- Born: New York City
- Other names: 荣大聂
- Education: University of Texas at Austin (BA), Georgetown University School of Foreign Service (MA)
- Occupation: China specialist
- Employer: Rhodium Group

= Daniel H. Rosen =

American economist

Daniel H. Rosen (born 1967) is an American business executive, academic and author. He is a specialist on the Chinese economy.

== Education ==
Rosen was born in New York City.

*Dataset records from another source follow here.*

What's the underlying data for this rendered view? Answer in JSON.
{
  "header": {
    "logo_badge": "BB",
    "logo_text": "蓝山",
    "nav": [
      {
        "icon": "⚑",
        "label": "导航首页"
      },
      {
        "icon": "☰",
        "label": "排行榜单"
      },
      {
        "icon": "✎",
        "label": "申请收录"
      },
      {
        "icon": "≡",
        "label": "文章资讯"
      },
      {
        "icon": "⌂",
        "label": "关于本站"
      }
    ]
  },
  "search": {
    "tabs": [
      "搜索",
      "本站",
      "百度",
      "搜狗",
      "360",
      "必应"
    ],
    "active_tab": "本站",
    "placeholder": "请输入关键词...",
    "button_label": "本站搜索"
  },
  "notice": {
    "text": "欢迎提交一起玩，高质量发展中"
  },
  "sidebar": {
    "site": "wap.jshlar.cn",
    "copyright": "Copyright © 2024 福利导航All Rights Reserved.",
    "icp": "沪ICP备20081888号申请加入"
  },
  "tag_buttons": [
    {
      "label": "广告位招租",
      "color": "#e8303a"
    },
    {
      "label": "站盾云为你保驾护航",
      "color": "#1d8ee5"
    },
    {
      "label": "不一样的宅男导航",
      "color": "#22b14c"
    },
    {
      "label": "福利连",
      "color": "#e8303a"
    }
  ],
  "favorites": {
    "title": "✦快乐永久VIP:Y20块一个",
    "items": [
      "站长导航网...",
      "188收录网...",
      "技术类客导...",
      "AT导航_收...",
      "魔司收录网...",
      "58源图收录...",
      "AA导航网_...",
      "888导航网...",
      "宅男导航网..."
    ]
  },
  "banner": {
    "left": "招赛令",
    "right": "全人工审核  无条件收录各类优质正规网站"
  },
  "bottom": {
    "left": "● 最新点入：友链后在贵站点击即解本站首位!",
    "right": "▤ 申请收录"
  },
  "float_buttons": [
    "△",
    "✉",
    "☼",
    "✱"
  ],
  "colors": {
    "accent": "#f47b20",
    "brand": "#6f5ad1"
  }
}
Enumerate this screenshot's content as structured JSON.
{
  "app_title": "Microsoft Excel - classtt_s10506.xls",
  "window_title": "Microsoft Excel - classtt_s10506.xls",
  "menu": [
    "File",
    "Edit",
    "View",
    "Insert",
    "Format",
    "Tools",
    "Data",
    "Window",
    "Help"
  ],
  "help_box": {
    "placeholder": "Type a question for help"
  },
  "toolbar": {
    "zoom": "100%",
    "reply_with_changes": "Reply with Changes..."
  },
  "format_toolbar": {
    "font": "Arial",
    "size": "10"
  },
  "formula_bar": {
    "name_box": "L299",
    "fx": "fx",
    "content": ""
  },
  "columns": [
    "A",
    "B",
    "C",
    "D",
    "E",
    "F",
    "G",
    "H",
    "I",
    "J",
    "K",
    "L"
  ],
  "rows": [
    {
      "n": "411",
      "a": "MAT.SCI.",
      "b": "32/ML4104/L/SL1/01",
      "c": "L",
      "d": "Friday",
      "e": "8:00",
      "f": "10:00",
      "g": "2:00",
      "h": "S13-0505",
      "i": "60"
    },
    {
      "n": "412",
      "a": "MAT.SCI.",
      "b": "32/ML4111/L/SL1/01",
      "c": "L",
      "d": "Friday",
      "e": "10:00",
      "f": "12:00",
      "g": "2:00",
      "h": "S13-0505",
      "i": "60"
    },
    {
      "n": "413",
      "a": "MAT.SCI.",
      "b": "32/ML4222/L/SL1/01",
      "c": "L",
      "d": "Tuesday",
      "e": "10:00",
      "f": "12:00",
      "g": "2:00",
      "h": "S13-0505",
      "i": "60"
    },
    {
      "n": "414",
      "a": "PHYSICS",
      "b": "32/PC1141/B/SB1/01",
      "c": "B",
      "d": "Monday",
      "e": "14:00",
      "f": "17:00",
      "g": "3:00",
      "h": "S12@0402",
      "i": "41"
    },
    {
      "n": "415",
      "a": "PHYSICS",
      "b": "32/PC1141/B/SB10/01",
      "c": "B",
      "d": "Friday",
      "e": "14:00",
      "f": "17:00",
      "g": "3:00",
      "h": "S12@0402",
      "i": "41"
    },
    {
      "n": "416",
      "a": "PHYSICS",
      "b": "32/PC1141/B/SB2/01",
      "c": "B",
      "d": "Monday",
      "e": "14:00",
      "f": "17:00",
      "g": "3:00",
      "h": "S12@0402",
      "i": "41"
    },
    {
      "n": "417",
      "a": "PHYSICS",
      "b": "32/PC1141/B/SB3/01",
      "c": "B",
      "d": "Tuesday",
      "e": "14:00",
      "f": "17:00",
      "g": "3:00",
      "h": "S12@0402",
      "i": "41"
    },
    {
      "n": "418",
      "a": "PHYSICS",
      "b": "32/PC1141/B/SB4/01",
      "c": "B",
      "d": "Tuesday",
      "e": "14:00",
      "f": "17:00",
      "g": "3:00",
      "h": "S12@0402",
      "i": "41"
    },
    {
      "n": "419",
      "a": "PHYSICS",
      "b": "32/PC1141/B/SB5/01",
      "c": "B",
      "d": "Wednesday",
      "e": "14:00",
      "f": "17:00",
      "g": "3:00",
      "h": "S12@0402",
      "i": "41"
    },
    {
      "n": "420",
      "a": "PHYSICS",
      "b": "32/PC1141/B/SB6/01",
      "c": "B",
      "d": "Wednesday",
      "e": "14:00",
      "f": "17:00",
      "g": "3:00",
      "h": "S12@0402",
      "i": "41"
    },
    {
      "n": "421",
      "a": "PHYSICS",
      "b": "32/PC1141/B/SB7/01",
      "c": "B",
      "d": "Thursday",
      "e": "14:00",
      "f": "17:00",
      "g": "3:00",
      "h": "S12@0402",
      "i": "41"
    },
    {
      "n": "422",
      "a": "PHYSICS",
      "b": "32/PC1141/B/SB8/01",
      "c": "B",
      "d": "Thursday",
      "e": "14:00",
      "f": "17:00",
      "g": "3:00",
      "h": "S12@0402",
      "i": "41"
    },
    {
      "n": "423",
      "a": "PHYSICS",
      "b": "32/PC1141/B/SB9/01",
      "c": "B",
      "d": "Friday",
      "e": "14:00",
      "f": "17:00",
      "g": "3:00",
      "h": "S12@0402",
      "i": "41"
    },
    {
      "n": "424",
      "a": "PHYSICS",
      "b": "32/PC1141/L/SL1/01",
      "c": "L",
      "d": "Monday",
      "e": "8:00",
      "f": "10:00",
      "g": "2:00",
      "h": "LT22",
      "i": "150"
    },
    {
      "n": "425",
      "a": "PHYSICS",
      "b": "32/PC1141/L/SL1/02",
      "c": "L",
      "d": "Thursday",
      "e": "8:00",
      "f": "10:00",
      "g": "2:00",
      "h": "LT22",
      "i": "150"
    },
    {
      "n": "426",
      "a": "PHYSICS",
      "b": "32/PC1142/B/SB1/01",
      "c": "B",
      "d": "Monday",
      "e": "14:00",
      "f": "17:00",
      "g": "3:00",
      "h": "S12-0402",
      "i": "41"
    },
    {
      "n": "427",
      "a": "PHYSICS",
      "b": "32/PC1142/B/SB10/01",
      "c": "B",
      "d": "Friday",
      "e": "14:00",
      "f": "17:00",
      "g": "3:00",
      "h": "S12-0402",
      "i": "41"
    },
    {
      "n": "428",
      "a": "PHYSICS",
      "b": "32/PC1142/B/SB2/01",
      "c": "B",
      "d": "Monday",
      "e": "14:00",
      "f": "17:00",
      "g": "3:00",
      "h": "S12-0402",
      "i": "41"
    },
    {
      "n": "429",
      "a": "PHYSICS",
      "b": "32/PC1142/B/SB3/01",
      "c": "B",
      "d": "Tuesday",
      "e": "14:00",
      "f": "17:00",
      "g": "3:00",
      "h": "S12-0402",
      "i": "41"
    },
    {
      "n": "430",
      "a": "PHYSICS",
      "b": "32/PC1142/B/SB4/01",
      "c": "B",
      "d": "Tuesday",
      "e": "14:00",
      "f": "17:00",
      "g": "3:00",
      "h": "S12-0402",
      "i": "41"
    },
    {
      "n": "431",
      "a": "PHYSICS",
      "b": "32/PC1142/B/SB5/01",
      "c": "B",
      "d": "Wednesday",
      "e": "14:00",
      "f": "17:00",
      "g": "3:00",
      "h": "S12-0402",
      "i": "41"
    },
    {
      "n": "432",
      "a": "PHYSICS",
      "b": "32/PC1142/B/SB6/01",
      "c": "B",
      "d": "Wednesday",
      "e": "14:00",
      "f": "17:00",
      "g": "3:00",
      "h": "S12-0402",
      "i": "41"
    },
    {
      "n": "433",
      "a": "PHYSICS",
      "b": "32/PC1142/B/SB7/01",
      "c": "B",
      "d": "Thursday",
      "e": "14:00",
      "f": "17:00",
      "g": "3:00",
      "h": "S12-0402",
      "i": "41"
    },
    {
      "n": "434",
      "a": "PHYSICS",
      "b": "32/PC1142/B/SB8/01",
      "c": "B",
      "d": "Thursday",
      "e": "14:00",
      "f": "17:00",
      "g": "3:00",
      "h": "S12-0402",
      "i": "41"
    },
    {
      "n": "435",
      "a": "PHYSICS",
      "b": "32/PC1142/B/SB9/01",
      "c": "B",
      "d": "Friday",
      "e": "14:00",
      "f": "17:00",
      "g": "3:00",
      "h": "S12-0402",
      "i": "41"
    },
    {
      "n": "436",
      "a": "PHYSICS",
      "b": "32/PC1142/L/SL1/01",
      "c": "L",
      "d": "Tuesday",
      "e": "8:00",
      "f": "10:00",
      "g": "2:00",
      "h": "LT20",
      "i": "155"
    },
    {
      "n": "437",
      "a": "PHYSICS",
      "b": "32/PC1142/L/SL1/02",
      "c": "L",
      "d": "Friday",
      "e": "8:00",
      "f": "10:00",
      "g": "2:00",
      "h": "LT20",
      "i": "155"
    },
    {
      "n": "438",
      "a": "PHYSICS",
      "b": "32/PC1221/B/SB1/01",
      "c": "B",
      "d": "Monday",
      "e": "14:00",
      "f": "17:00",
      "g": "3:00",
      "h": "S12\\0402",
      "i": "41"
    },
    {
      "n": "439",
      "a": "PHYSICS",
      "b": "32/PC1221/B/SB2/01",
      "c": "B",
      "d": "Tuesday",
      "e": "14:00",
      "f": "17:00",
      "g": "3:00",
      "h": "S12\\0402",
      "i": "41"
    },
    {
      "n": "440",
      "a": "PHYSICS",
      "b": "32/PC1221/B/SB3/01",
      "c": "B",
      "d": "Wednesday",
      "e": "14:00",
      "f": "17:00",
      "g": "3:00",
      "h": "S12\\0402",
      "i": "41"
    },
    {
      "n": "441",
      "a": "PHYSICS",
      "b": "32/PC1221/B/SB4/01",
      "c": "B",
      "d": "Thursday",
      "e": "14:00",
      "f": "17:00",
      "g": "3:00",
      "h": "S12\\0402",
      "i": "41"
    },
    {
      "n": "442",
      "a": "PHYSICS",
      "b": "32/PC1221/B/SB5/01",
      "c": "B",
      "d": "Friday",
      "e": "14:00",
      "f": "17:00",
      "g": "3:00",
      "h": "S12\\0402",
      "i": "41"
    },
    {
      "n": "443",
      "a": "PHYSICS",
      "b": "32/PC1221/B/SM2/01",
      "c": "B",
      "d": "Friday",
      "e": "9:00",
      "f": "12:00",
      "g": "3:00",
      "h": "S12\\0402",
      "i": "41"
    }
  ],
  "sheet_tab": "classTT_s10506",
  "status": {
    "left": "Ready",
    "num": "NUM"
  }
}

He holds a BA in Asian studies and economics from the University of Texas at Austin and a MA from Georgetown University School of Foreign Service.

== Career ==
Rosen is a partner at Rhodium Group, LLC, a New York-based advisory firm which he co-founded in 2003, a visiting fellow at the Peterson Institute for International Economics, and an adjunct professor at Columbia University, where he has taught a graduate seminar on the Chinese marketplace at the School of International and Public Affairs since 2001. Rosen is also a member of the Council on Foreign Relations and board member of the National Committee on U.S.-China Relations.

Prior to his work with Rhodium, he was Senior Advisor for International Economic Policy at the United States National Economic Council and National Security Council from 2000–2001, where he worked on China's accession to the World Trade Organization.

Rosen is a participant of the Task Force on U.S.-China Policy convened by Asia Society's Center on US-China Relations.

==Publications==

=== Reports ===
- An American Open Door?: Maximizing the Benefits of Chinese Investment in the US (2011, Asia Society)
- The Implications of China-Taiwan Economic Liberalization (2010, Peterson Institute)
- Prospects for a US-Taiwan Free Trade Agreement (2004, Peterson Institute)
- Roots of Competitiveness: China's Evolving Agriculture Interests (with Scott Rozelle and Jikun Huang, 2004, Peterson Institute)
- The New Economy and APEC (with Catherine L. Mann, 2002, Peterson Institute)
- Behind the Open Door: Foreign Enterprises in the Chinese Marketplace (1998, Peterson Institute and The Council on Foreign Relations)
- Powering China (with Dan Esty, 1995, The Rockefeller Brothers Foundation)

=== Articles ===

- How America Should React to China’s Economic Slowdown, Foreign Affairs, November 13, 2023 (co-authored with Logan Wright)
- How China’s Economic Slowdown Could Hurt the World, Foreign Affairs, April 10, 2023 (co-authored with Sophie Lu)
- China’s Economic Collision Course, Foreign Affairs, March 27, 2024 (co-authored with Logan Wright)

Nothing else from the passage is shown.